Monday, September 16th, 2019 at 6:30 am, my mother joined her husband of 66 years in heaven. She passed peacefully yet sudden, iam lost. I spent lots of time with mom, but the last 2 years it was everyday. Now I have a big void in my life. I feel like a orphan. Sadness is hard and I love you mom.
Now she’s had a seizure and she was in hospital 6 days! Got a blood infection and heart rate over 100. Bake at nursing home and fighting. Not sure how much more she can take, we have a dnr and they just do what is required and keep her comfortable but she fights she is not ready to join dad😢 man I love this woman.
So I joined word press almost 2 yrs ago and wrote the first post. Just notice it never got posted. So much has happened.
While I was in hospital mom was flown out of time to see another Kaiser dr. They couldn’t bring her back from the stroke. 85% of her left side gone. My dad was alone in home now and my sister or brother wouldn’t help. They lived out of town and expected us to help. I have titanium from neck to pelvis, husband has Parkinson’s but we changed our life October 17, 2017. Found a nursing home close to my dad. So he could visit her when he was clear minded. He believed she had left him, and they were married 66 years. Court cases, Aps involved and family kept us from helping my dad, and he passed away June 2018, without his wife or family except a daughter who kept him from his family. They had no money, it was all about power😭. Sad
Today mom is visited everyday for at least 3-4 hours per day from me! I do her laundry, teach her to do things again. She is lifted by nurses and put I wheel chair twice a day. She dinner in dining room, made friends, plays bingo.
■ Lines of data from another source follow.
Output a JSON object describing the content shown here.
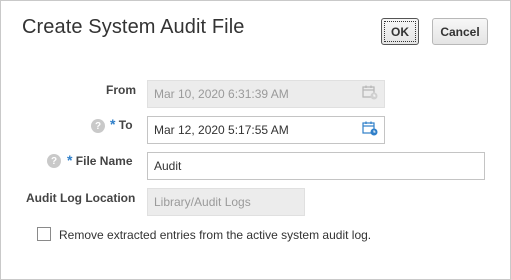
{
  "dialog": {
    "title": "Create System Audit File",
    "ok_label": "OK",
    "cancel_label": "Cancel"
  },
  "form": {
    "from": {
      "label": "From",
      "value": "Mar 10, 2020 6:31:39 AM"
    },
    "to": {
      "required_mark": "*",
      "label": "To",
      "value": "Mar 12, 2020 5:17:55 AM"
    },
    "file_name": {
      "required_mark": "*",
      "label": "File Name",
      "value": "Audit"
    },
    "audit_log_location": {
      "label": "Audit Log Location",
      "value": "Library/Audit Logs"
    },
    "remove_entries": {
      "label": "Remove extracted entries from the active system audit log.",
      "checked": false
    }
  },
  "icons": {
    "help": "help-icon",
    "calendar": "calendar-icon"
  },
  "colors": {
    "required": "#2f7fc9",
    "calendar_accent": "#2f7fc9"
  }
}
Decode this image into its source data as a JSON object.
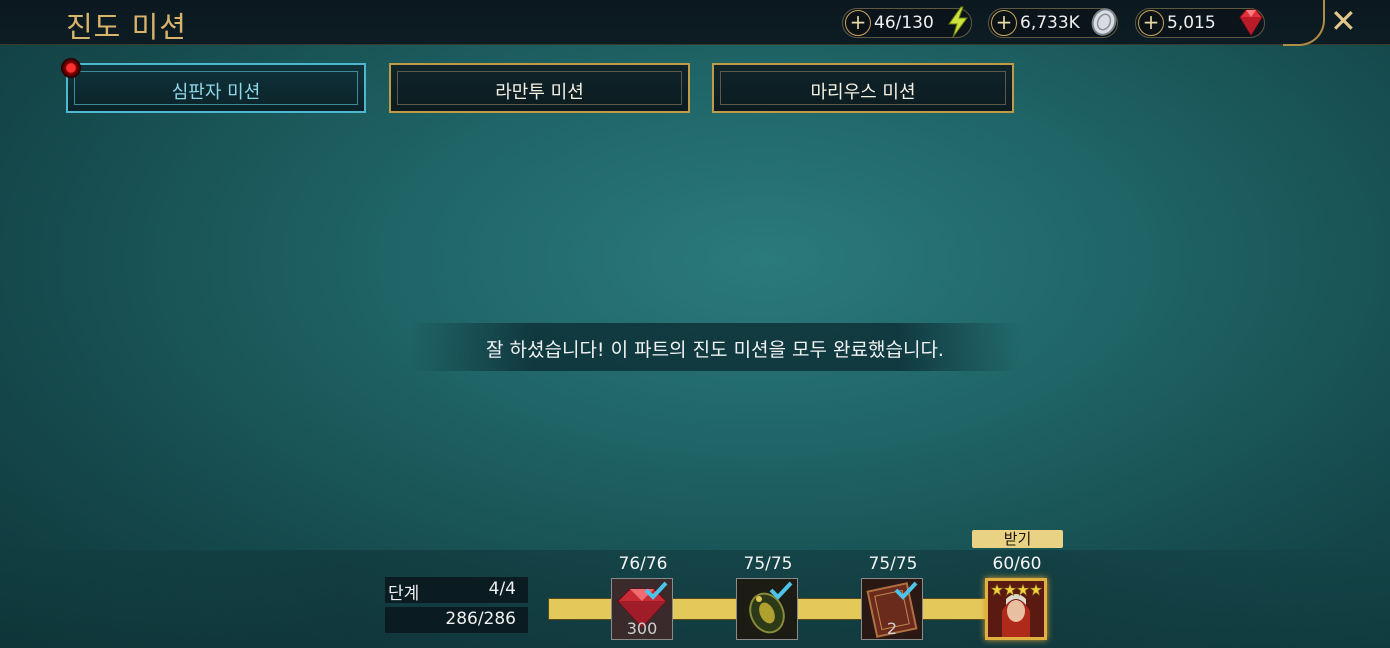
{
  "header": {
    "title": "진도 미션",
    "resources": [
      {
        "value": "46/130",
        "icon": "energy-bolt-icon",
        "color": "#c8e03a"
      },
      {
        "value": "6,733K",
        "icon": "silver-coin-icon",
        "color": "#c8ccd0"
      },
      {
        "value": "5,015",
        "icon": "ruby-gem-icon",
        "color": "#e0303a"
      }
    ],
    "close_icon": "close-icon"
  },
  "tabs": [
    {
      "label": "심판자 미션",
      "active": true,
      "notification": true
    },
    {
      "label": "라만투 미션",
      "active": false
    },
    {
      "label": "마리우스 미션",
      "active": false
    }
  ],
  "message": "잘 하셨습니다! 이 파트의 진도 미션을 모두 완료했습니다.",
  "progress": {
    "stage_label": "단계",
    "stage_value": "4/4",
    "points_value": "286/286",
    "claim_label": "받기",
    "milestones": [
      {
        "count": "76/76",
        "reward": "ruby-gem-reward-icon",
        "quantity": "300",
        "completed": true
      },
      {
        "count": "75/75",
        "reward": "artifact-helmet-reward-icon",
        "quantity": "",
        "completed": true
      },
      {
        "count": "75/75",
        "reward": "book-reward-icon",
        "quantity": "2",
        "completed": true
      },
      {
        "count": "60/60",
        "reward": "champion-portrait-icon",
        "quantity": "",
        "completed": false,
        "stars": 4
      }
    ]
  },
  "colors": {
    "accent_gold": "#c09a45",
    "active_tab": "#4fb7cf",
    "track": "#e2c95a"
  }
}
She’s had 2 more strokes since 2017. Last week she had a seizure that kept her in hospital for a week. She got a blood infection but now is back I her room at nursing home. Her birthday was this last Friday 86 years old. I spent 8hrs a day with her while In hospital as the doctor thought she would join my dad. Her other 2 children came to hospital and spent 30 mins with her and went home.
Today she was up eating in dining room, and I. Exhausted 😩. Hopefully she will be getting back to where she was at.
More soon, and I’ll tell about how my husband with Parkinson’s and failing heart problems are doing. Thank you for letting me tell my story
This day I was about to have to disc operated on at Fresno Surgery center. Mom mother, who could barely walk without a walker, took care of my dad of 85 years old. He had COPD, dementia, heart issues, and spent most his days in bed. she made him eat and take his daily medicines. But that was their life, a marriage of 66 years. Mom and me tried to spend a few days a week going to the gym, and walking in the water. It helped with her horrible arthritis knees, and back and hips. My dad stayed home. Mom mother always paid all the bills as dad never finish school. (third grade) barely reading or writing.
Gregg, my husband, was taking me to surgery. I didn’t want mom to sit there worrying, so I had our house cleaner go there early and stay and clean while I had surgery. While I was in preop, My son stopped by to check on her, she was having lunch while Adriana Cleaned. Fred my son left to run errands, and mom began to choke. Addie saw it and tried to help. Mom was having a stroke.
Dad got up and walked by them. saying she always does this. then he went back to bed. mom tightly wrapped her arms around Adriana showing her the phone. Mom had 911 programed to call Fred her grandson. and he was driving. she tried calling the neighbor’s, all were home but thought mom wanted company and they were all busy. so did answer. finally she reached my sister Dorothy who lives out of town. she called the neighbors and told them to help. No one called 911.
Fred arrived and picked mom up and took her in his car. they arrived at Kaiser.
This story goes on for a long time. I will continue, but how many of you have been in a situation like this, what happened and how many different things did not happen!
all strokes are different.
My husband got the call. he cried. emotions were over the top. I wanted to leave the hospital. and my doctor told me there was nothing I could do right now. and she would need me soon, so in surgery I went. Gregg went to hospital where my mother was, and sons.
My husband has Parkinson’s, and it was not in a good place when all this happened. He just started regulating his sediment’s and as all Parkinson patients know it is now easy. His emotions were horrible, yet he helped in a million ways.
so before I continue, Lets see how well I learn to blog, so I can tell my story, and hopefully get advise from many of you out there, or I can help you.